Ардашев хотел было уже вернуться в залу, как подле него возникла мадам Ренни.
– И как вы находите этого мальчика? – негромко вымолвила журналистка. – Не правда ли, он очарователен?
– Не знаю. Я предпочитаю смотреть, как танцуют женщины.
– Я пыталась пригласить мотреб[79], но они отказались.
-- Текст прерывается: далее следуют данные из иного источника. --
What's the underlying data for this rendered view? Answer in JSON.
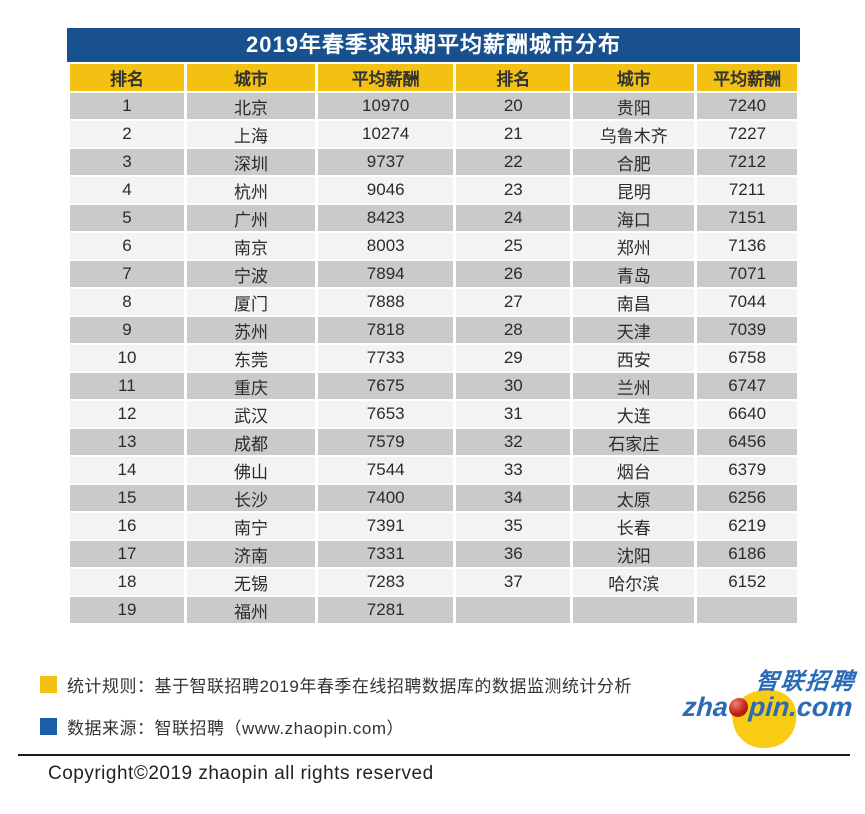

В Персии правоверные женщины не могут танцевать, а тем более выделывать акробатические номера перед чужими мужчинами. Это позволительно только юношам. Здесь, как вам известно, даже театр сугубо мужской. Ничего не поделаешь, шариат.
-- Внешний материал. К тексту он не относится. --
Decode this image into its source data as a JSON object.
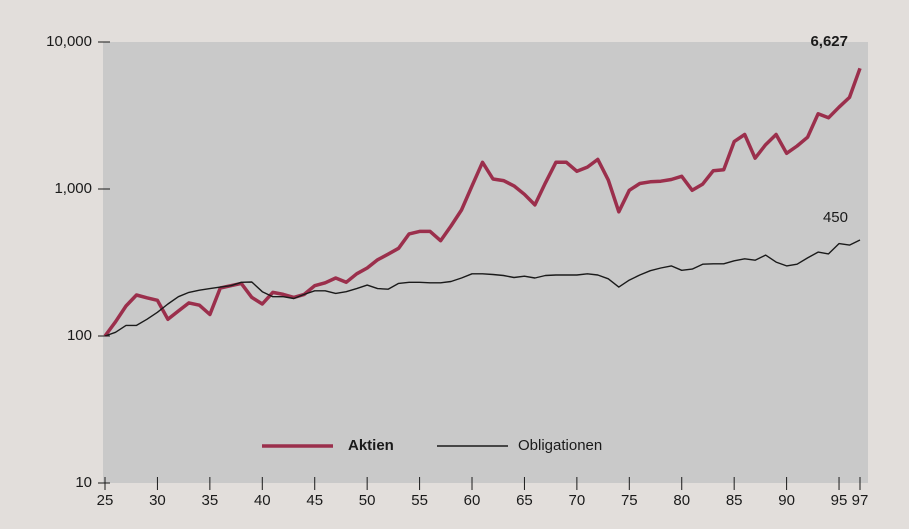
{
  "chart_data": {
    "type": "line",
    "log_scale": true,
    "legend": "lower center",
    "x": [
      25,
      26,
      27,
      28,
      29,
      30,
      31,
      32,
      33,
      34,
      35,
      36,
      37,
      38,
      39,
      40,
      41,
      42,
      43,
      44,
      45,
      46,
      47,
      48,
      49,
      50,
      51,
      52,
      53,
      54,
      55,
      56,
      57,
      58,
      59,
      60,
      61,
      62,
      63,
      64,
      65,
      66,
      67,
      68,
      69,
      70,
      71,
      72,
      73,
      74,
      75,
      76,
      77,
      78,
      79,
      80,
      81,
      82,
      83,
      84,
      85,
      86,
      87,
      88,
      89,
      90,
      91,
      92,
      93,
      94,
      95,
      96,
      97
    ],
    "xlim": [
      25,
      97
    ],
    "xticks": [
      25,
      30,
      35,
      40,
      45,
      50,
      55,
      60,
      65,
      70,
      75,
      80,
      85,
      90,
      95,
      97
    ],
    "ylim": [
      10,
      10000
    ],
    "yticks": [
      10,
      100,
      {
        "value": 1000,
        "label": "1,000"
      },
      {
        "value": 10000,
        "label": "10,000"
      }
    ],
    "series": [
      {
        "name": "Aktien",
        "color": "#9b2f4c",
        "values": [
          100,
          125,
          160,
          190,
          182,
          175,
          130,
          148,
          168,
          162,
          140,
          212,
          220,
          228,
          183,
          165,
          198,
          192,
          183,
          192,
          220,
          230,
          248,
          232,
          265,
          290,
          330,
          360,
          395,
          495,
          515,
          515,
          445,
          560,
          720,
          1050,
          1520,
          1170,
          1140,
          1050,
          920,
          780,
          1100,
          1520,
          1520,
          1320,
          1410,
          1590,
          1150,
          700,
          980,
          1090,
          1120,
          1130,
          1160,
          1220,
          980,
          1080,
          1330,
          1350,
          2100,
          2350,
          1620,
          2000,
          2350,
          1750,
          1960,
          2250,
          3250,
          3050,
          3600,
          4200,
          6627
        ]
      },
      {
        "name": "Obligationen",
        "color": "#1a1a1a",
        "values": [
          100,
          106,
          118,
          118,
          130,
          145,
          165,
          185,
          198,
          205,
          210,
          215,
          220,
          232,
          233,
          200,
          185,
          185,
          180,
          192,
          203,
          203,
          195,
          200,
          210,
          222,
          210,
          208,
          228,
          232,
          232,
          230,
          230,
          235,
          248,
          265,
          265,
          262,
          258,
          250,
          255,
          248,
          258,
          260,
          260,
          260,
          265,
          260,
          245,
          215,
          240,
          260,
          278,
          290,
          300,
          280,
          285,
          308,
          310,
          310,
          325,
          335,
          328,
          355,
          318,
          300,
          308,
          340,
          372,
          362,
          425,
          415,
          450
        ]
      }
    ],
    "annotations": [
      {
        "text": "6,627",
        "x": 97,
        "y": 6627,
        "color": "#9b2f4c"
      },
      {
        "text": "450",
        "x": 97,
        "y": 450,
        "color": "#1a1a1a"
      }
    ]
  }
}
– Да, – скривил губы в усмешке статский советник. – Однако это не мешает им иметь целую улицу «красных фонарей» или вполне открыто заниматься «бачэ-бази», тогда как однополая любовь противоречит человеческой природе.
– А вы строги, как пастырь, – весело проговорила она. – Неужели вы никогда не грешите?
– Стараюсь, но не всегда получается.
– И какого же рода ваши грехи?
– Например, не соблюдаю пост.
– Надо же! – воскликнула француженка. – Да вы почти святой! А мне однажды пришлось общаться с настоящим палачом. Я получила редакционное задание и отправилась с ним на встречу. Через некоторое время ко мне подошел приличного вида мужчина. Он выглядел безукоризненно. – Она внимательно посмотрела на собеседника и добавила: – и даже был чем-то похож на вас…
– На меня? – Ардашев удивленно повел бровью. – И чем же?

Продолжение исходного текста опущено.